For most of my life, ‘Jewish cultural programming’ has been synonymous with either Ashkenazi or Israeli culture, to the detriment of my understanding of our people’s beautiful diversity. Working at the University of Toronto Multi-Faith Centre, I realized I could use the platform I was responsible for to uplift these lesser-heard Jewish voices. I settled on Indian Jewry, as opposed to Ethiopian or Bukhari or Kai Feng Jews, out of interest in the origin story of their people: a ship fleeing war in Judea wrecks off the coast of Mumbai, where a dozen survivors reconstitute their culture in a strange land, isolated from world Jewry for hundreds of years.

We had four speakers. Dr Shalva Weil, a professor at Hebrew University of Jerusalem; Ann Samson, a historian and leader of Toronto’s Indian-Jewish synagogue; Judith Dworkin, an Indian Jewish educator raised in Toronto’s Indian-Jewish community and Director of McMaster Hillel; and Anna Rajagopal, a young Indian Jewish writer and activist from the United States, who is a prominent social media personality for Jews of Colour. 

The program was phenomenal. We had nearly 100 guests, and many questions for our speakers. All of the speakers enjoyed their time and are eager to come back for any future programs. It was equal parts fascinating and touching to hear these four people describe their relationships with ashkenormativity, diaspora, and most importantly, their own culture.

Jacob Kates Rose, Hillel UofT

A Hillel Staff’s Perspective

A Hillel Staff’s Perspective

Students have had a very different academic year. One that they have never experienced before. There has been isolation, lack of extracurricular activities and little to no in-person contact. In a recent McMaster Hillel student executive meeting on zoom, I said “we are in the business of community so we need to think creatively about what it feels like to be part of this community. ” How does one do this in a pandemic, when campus is closed and when we don’t see each other at all? How do we know how each of us are doing? Are we alone? Are we lonely? Are we coping? Do we bring our best selves to a Zoom and then grapple alone with our worries? These are the questions that I struggle with when trying to support a community despite the challenges that exist for us. 

From the beginning, Hillel pulled out all the pandemic stops to connect with students. Shabbat in a box and delivered to you? Yes! Zoom games night? Yes! Mental health and wellness box?
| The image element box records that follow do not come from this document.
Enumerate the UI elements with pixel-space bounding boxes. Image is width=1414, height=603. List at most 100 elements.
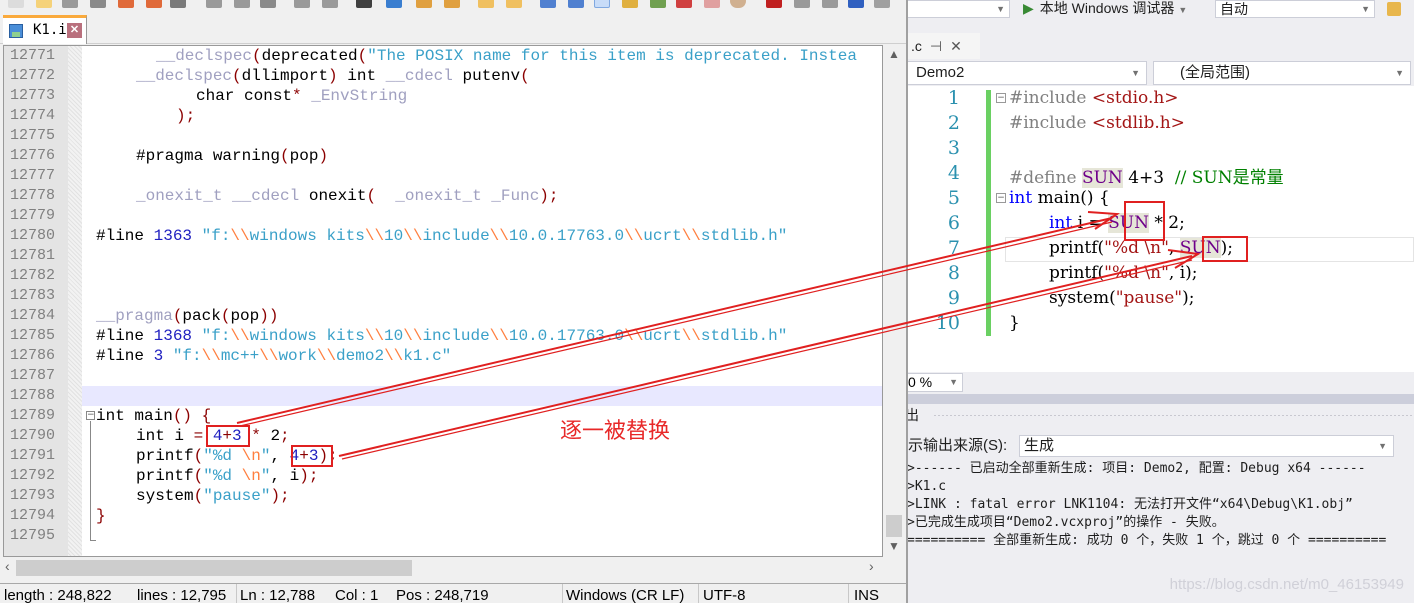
status-divider (562, 584, 563, 603)
play-macro-icon[interactable] (822, 0, 838, 8)
visual-studio-window: ▼ ▶ 本地 Windows 调试器 ▼ 自动 ▼ .c ⊣ ✕ Demo2 ▼ (全局范围… (893, 0, 1414, 603)
code-token: \\ (364, 327, 385, 345)
code-token: ); (270, 487, 290, 505)
line-number: 12777 (10, 167, 56, 184)
code-token: 3 (153, 347, 164, 365)
doc-map-icon[interactable] (650, 0, 666, 8)
copy-icon[interactable] (234, 0, 250, 8)
fold-toggle-icon[interactable]: − (996, 93, 1006, 103)
udl-icon[interactable] (622, 0, 638, 8)
zoom-in-icon[interactable] (416, 0, 432, 8)
code-token: "f: (163, 347, 202, 365)
code-token: #line (96, 347, 154, 365)
replace-icon[interactable] (386, 0, 402, 8)
scope-name: (全局范围) (1180, 64, 1250, 81)
code-token: putenv (452, 67, 521, 85)
show-all-chars-icon[interactable] (568, 0, 584, 8)
record-macro-icon[interactable] (766, 0, 782, 8)
sync-horizontal-icon[interactable] (506, 0, 522, 8)
sync-vertical-icon[interactable] (478, 0, 494, 8)
word-wrap-icon[interactable] (540, 0, 556, 8)
code-token: \\ (384, 347, 404, 365)
cut-icon[interactable] (206, 0, 222, 8)
code-line: #include <stdio.h> (1009, 88, 1179, 108)
tab-k1-i[interactable]: K1.i ✕ (3, 15, 87, 44)
output-text[interactable]: >------ 已启动全部重新生成: 项目: Demo2, 配置: Debug … (905, 459, 1414, 603)
code-token: "pause" (203, 487, 271, 505)
run-macro-multiple-icon[interactable] (848, 0, 864, 8)
code-token: 1368 (153, 327, 193, 345)
fold-toggle-icon[interactable]: − (996, 193, 1006, 203)
zoom-dropdown[interactable]: 0 % ▼ (905, 373, 963, 392)
npp-code-editor[interactable]: 12771 12772 12773 12774 12775 12776 12777 12778… (3, 45, 883, 557)
paste-icon[interactable] (260, 0, 276, 8)
code-token: printf (136, 467, 194, 485)
scroll-up-icon[interactable]: ▲ (888, 47, 900, 61)
code-token: _onexit_t __cdecl (136, 187, 300, 205)
status-ln: Ln : 12,788 (240, 587, 316, 603)
status-bar: length : 248,822 lines : 12,795 Ln : 12,… (0, 583, 906, 603)
scroll-left-icon[interactable]: ‹ (5, 558, 10, 574)
panel-splitter[interactable] (905, 394, 1414, 404)
code-token: ) (318, 147, 329, 165)
stop-macro-icon[interactable] (794, 0, 810, 8)
close-file-icon[interactable] (118, 0, 134, 8)
output-source-dropdown[interactable]: 生成 ▼ (1019, 435, 1394, 457)
tab-k1-c[interactable]: .c ⊣ ✕ (905, 33, 980, 59)
close-all-icon[interactable] (146, 0, 162, 8)
code-line: #line 1363 "f:\\windows kits\\10\\includ… (96, 227, 787, 245)
open-file-icon[interactable] (36, 0, 52, 8)
find-icon[interactable] (356, 0, 372, 8)
npp-toolbar (0, 0, 906, 12)
fold-margin[interactable] (68, 46, 82, 556)
code-token: int i (136, 427, 194, 445)
chevron-down-icon: ▼ (949, 377, 958, 387)
vertical-scroll-thumb[interactable] (886, 515, 902, 537)
close-icon[interactable]: ✕ (950, 38, 962, 54)
status-eol: Windows (CR LF) (566, 587, 685, 603)
zoom-out-icon[interactable] (444, 0, 460, 8)
indent-guide-icon[interactable] (594, 0, 610, 8)
code-token: , (1168, 238, 1180, 258)
horizontal-scrollbar[interactable]: ‹ › (3, 558, 884, 578)
scope-dropdown[interactable]: (全局范围) ▼ (1153, 61, 1411, 85)
code-token: \\ (624, 327, 644, 345)
undo-icon[interactable] (294, 0, 310, 8)
monitoring-icon[interactable] (730, 0, 746, 8)
arch-dropdown[interactable]: 自动 ▼ (1215, 0, 1375, 18)
code-token: \\ (681, 227, 701, 245)
code-token: system (136, 487, 194, 505)
code-token: = (193, 427, 204, 445)
horizontal-scroll-thumb[interactable] (16, 560, 412, 576)
save-macro-icon[interactable] (874, 0, 890, 8)
folder-workspace-icon[interactable] (704, 0, 720, 8)
line-number: 8 (947, 262, 960, 284)
vertical-scrollbar[interactable]: ▲ ▼ (884, 45, 904, 557)
code-token: include (422, 227, 490, 245)
print-icon[interactable] (170, 0, 186, 8)
line-number: 10 (935, 312, 960, 334)
code-token: ( (366, 187, 377, 205)
code-token: \\ (403, 227, 423, 245)
fold-toggle-icon[interactable]: − (86, 411, 95, 420)
solution-platform-dropdown[interactable]: ▼ (905, 0, 1010, 18)
scroll-down-icon[interactable]: ▼ (888, 539, 900, 553)
code-token: "f: (192, 227, 231, 245)
scroll-right-icon[interactable]: › (869, 558, 874, 574)
redo-icon[interactable] (322, 0, 338, 8)
function-list-icon[interactable] (676, 0, 692, 8)
project-dropdown[interactable]: Demo2 ▼ (905, 61, 1147, 85)
line-number: 12787 (10, 367, 56, 384)
zoom-bar: 0 % ▼ (905, 372, 1414, 394)
save-all-icon[interactable] (90, 0, 106, 8)
start-debugger-button[interactable]: ▶ 本地 Windows 调试器 ▼ (1023, 0, 1187, 18)
search-folder-icon[interactable] (1387, 2, 1401, 16)
pin-icon[interactable]: ⊣ (930, 38, 942, 54)
new-file-icon[interactable] (8, 0, 24, 8)
save-icon[interactable] (62, 0, 78, 8)
code-line: printf("%d \n", i); (1049, 263, 1198, 283)
close-icon[interactable]: ✕ (67, 23, 82, 38)
code-line: int main() { (96, 407, 211, 425)
code-token: 10 (384, 327, 404, 345)
code-token: ( (357, 47, 368, 65)
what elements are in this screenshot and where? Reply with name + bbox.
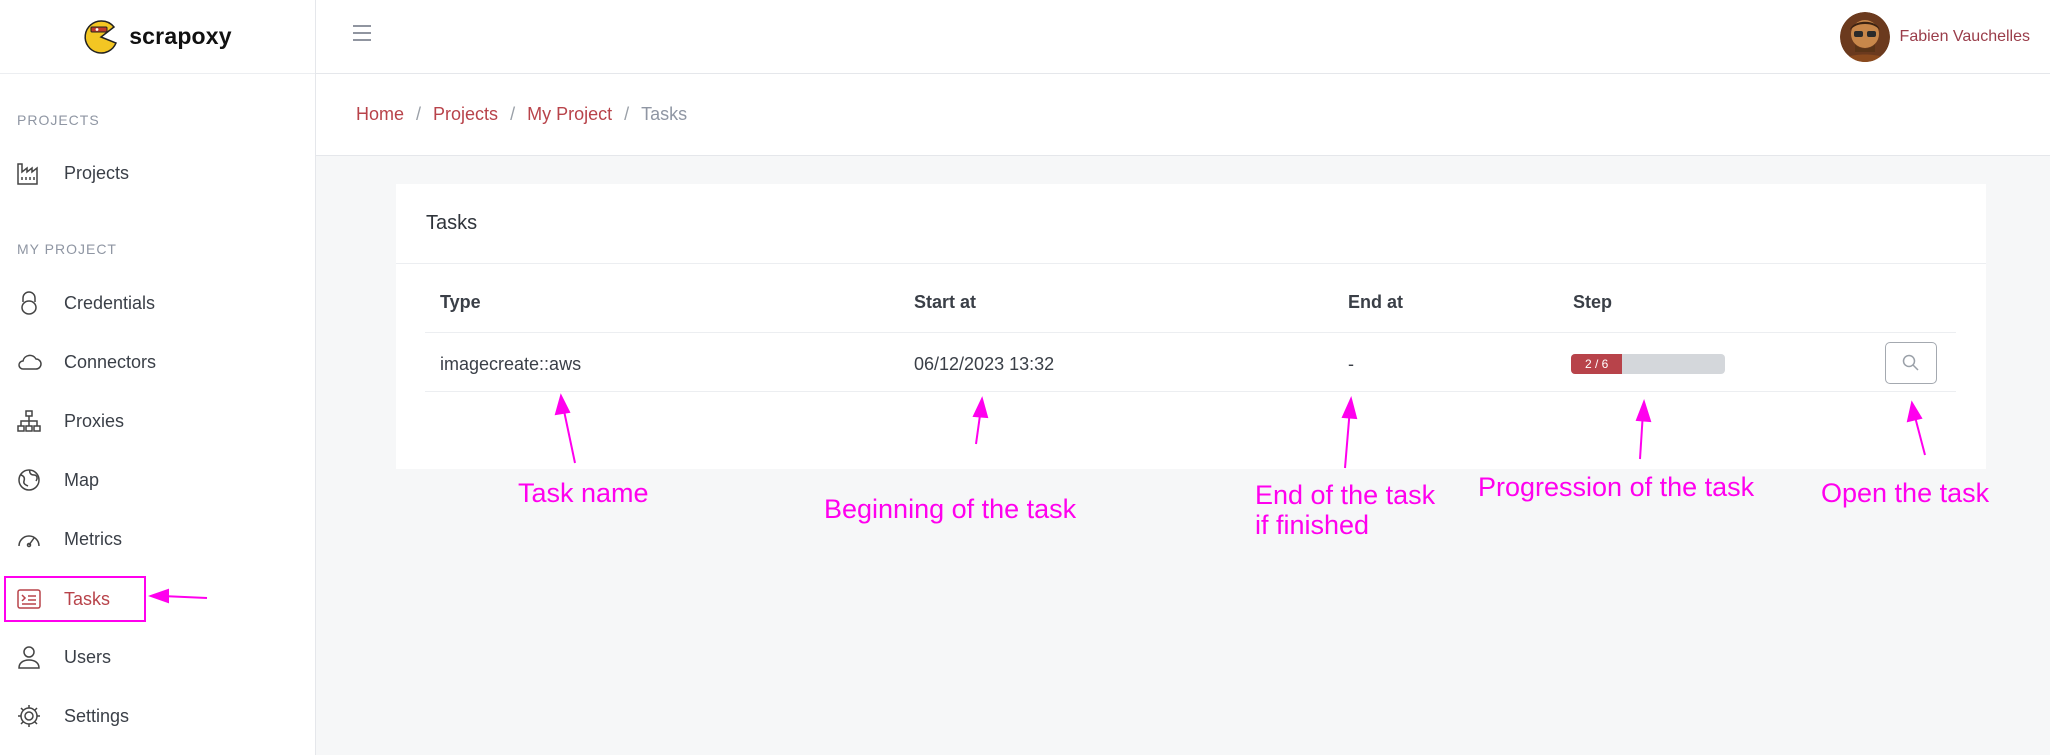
sidebar-item-map[interactable]: Map bbox=[4, 457, 304, 503]
annotation-end-line1: End of the task bbox=[1255, 480, 1436, 510]
column-header-end-at: End at bbox=[1348, 292, 1404, 312]
breadcrumb-bar: Home / Projects / My Project / Tasks bbox=[316, 74, 2050, 156]
brand-name: scrapoxy bbox=[129, 23, 232, 49]
annotation-open: Open the task bbox=[1821, 478, 1990, 508]
sidebar-item-label: Connectors bbox=[64, 351, 157, 372]
hamburger-menu-icon[interactable] bbox=[352, 24, 372, 42]
breadcrumb-my-project[interactable]: My Project bbox=[527, 104, 612, 125]
lock-icon bbox=[16, 290, 42, 316]
brand[interactable]: scrapoxy bbox=[0, 0, 315, 74]
breadcrumb-separator: / bbox=[416, 104, 422, 124]
sidebar-item-label: Proxies bbox=[64, 410, 125, 431]
gear-icon bbox=[16, 703, 42, 729]
annotation-progression: Progression of the task bbox=[1478, 472, 1755, 502]
top-bar: Fabien Vauchelles bbox=[316, 0, 2050, 74]
cloud-icon bbox=[16, 349, 42, 375]
sidebar-item-label: Users bbox=[64, 646, 112, 667]
sidebar-item-connectors[interactable]: Connectors bbox=[4, 339, 304, 385]
sidebar-item-label: Credentials bbox=[64, 292, 156, 313]
breadcrumb-separator: / bbox=[624, 104, 630, 124]
user-icon bbox=[16, 644, 42, 670]
cell-type: imagecreate::aws bbox=[440, 354, 582, 374]
cell-start-at: 06/12/2023 13:32 bbox=[914, 354, 1055, 374]
card-title: Tasks bbox=[396, 184, 1986, 264]
section-title-my-project: MY PROJECT bbox=[17, 241, 117, 257]
sidebar-item-metrics[interactable]: Metrics bbox=[4, 516, 304, 562]
breadcrumb: Home / Projects / My Project / Tasks bbox=[356, 104, 687, 125]
breadcrumb-projects[interactable]: Projects bbox=[433, 104, 498, 125]
column-header-type: Type bbox=[440, 292, 481, 312]
avatar bbox=[1839, 12, 1890, 62]
factory-icon bbox=[16, 160, 42, 186]
column-header-step: Step bbox=[1573, 292, 1613, 312]
user-menu[interactable]: Fabien Vauchelles bbox=[1839, 12, 2030, 62]
sidebar-item-label: Metrics bbox=[64, 528, 122, 549]
sidebar-item-credentials[interactable]: Credentials bbox=[4, 280, 304, 326]
user-name: Fabien Vauchelles bbox=[1899, 28, 2030, 45]
breadcrumb-separator: / bbox=[510, 104, 516, 124]
sitemap-icon bbox=[16, 408, 42, 434]
annotation-end-line2: if finished bbox=[1255, 510, 1370, 540]
column-header-start-at: Start at bbox=[914, 292, 977, 312]
globe-icon bbox=[16, 467, 42, 493]
sidebar-item-label: Map bbox=[64, 469, 100, 490]
sidebar-item-users[interactable]: Users bbox=[4, 634, 304, 680]
open-task-button[interactable] bbox=[1885, 342, 1937, 384]
step-progress-bar: 2 / 6 bbox=[1571, 354, 1725, 374]
annotation-task-name: Task name bbox=[518, 478, 649, 508]
cell-end-at: - bbox=[1348, 354, 1354, 374]
sidebar-item-settings[interactable]: Settings bbox=[4, 693, 304, 739]
tasks-highlight-box bbox=[4, 576, 146, 622]
sidebar-item-proxies[interactable]: Proxies bbox=[4, 398, 304, 444]
sidebar-item-label: Settings bbox=[64, 705, 130, 726]
gauge-icon bbox=[16, 526, 42, 552]
scrapoxy-logo-icon bbox=[84, 19, 118, 54]
divider bbox=[425, 391, 1956, 392]
search-icon bbox=[1902, 354, 1919, 371]
breadcrumb-current: Tasks bbox=[641, 104, 688, 124]
sidebar-item-label: Projects bbox=[64, 162, 130, 183]
section-title-projects: PROJECTS bbox=[17, 112, 100, 128]
divider bbox=[425, 332, 1956, 333]
tasks-card: Tasks Type Start at End at Step imagecre… bbox=[396, 184, 1986, 469]
sidebar-item-projects[interactable]: Projects bbox=[4, 150, 304, 196]
annotation-beginning: Beginning of the task bbox=[824, 494, 1077, 524]
step-progress-fill: 2 / 6 bbox=[1571, 354, 1623, 374]
sidebar: scrapoxy PROJECTS Projects MY PROJECT Cr… bbox=[0, 0, 316, 755]
breadcrumb-home[interactable]: Home bbox=[356, 104, 404, 125]
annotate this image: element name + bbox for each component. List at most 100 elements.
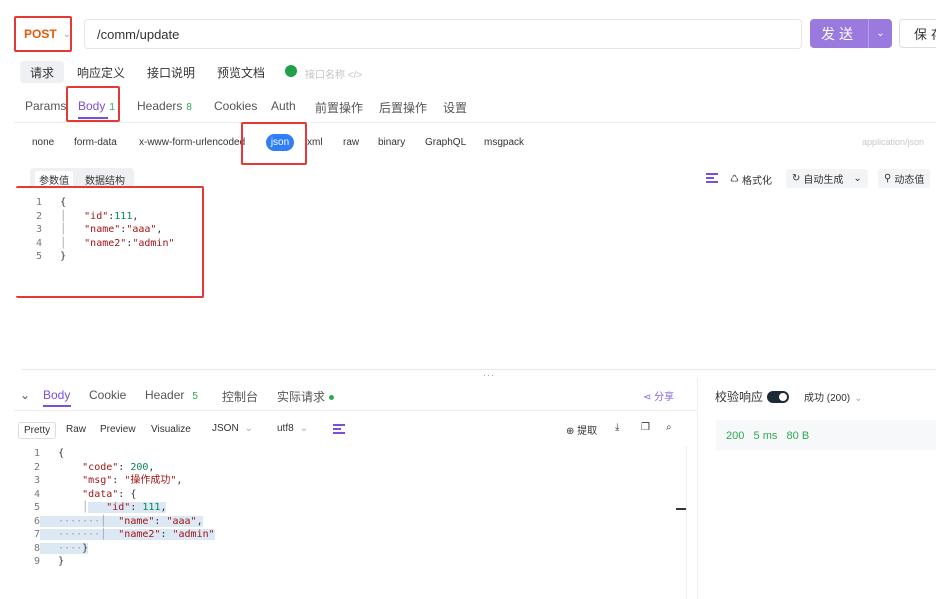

Sign up here! We have you covered. These programs and services were created to keep our community together while at our own homes. We are able to connect through a screen and eat dinner, not together, but knowing that there were over 70 students enjoying the same meal in the comfort of their own homes as well. And we connected face to face over Zoom before and after, while enjoying our rugelach, of course!

All of these programs are great, but the individual connections are even more paramount. A text to a student to check in, a happy birthday wish on their special day or an unfortunate condolence call for those who have lost loved ones. For me, it’s putting in the extra effort to make a student feel special and finding ways to do this. Does the student have dietary needs that we can fulfill and can we make this student feel seen in making a special box for them? Did a student forget to sign up for Shabbat but do we have an extra meal for them anyway? Can we put an extra dessert in a bag, just because we know that student had a tough week? Even though we are in Hamilton, can we make an extra effort so our Toronto or out-of-province students also feel a part of our community and send them mailings and deliveries so that they feel part of our programming? Having inclusive programming is a cornerstone of Hillel’s mandate. In a pandemic, even more so. 

I miss seeing the students. I miss hanging out in the Hillel office and chatting over a bagel and cracking jokes over the lineup at the toaster. I miss bumping into students on campus, catching up on their lives, and being part of a place where they come for comfort and support (and food!).    With all the programming and outreach we have done in the past 10 months, I hope that we can continue to maintain our virtual community. That even though we are not in person, our students know we are still here for them. While the medium may have changed, the sentiment certainly has not.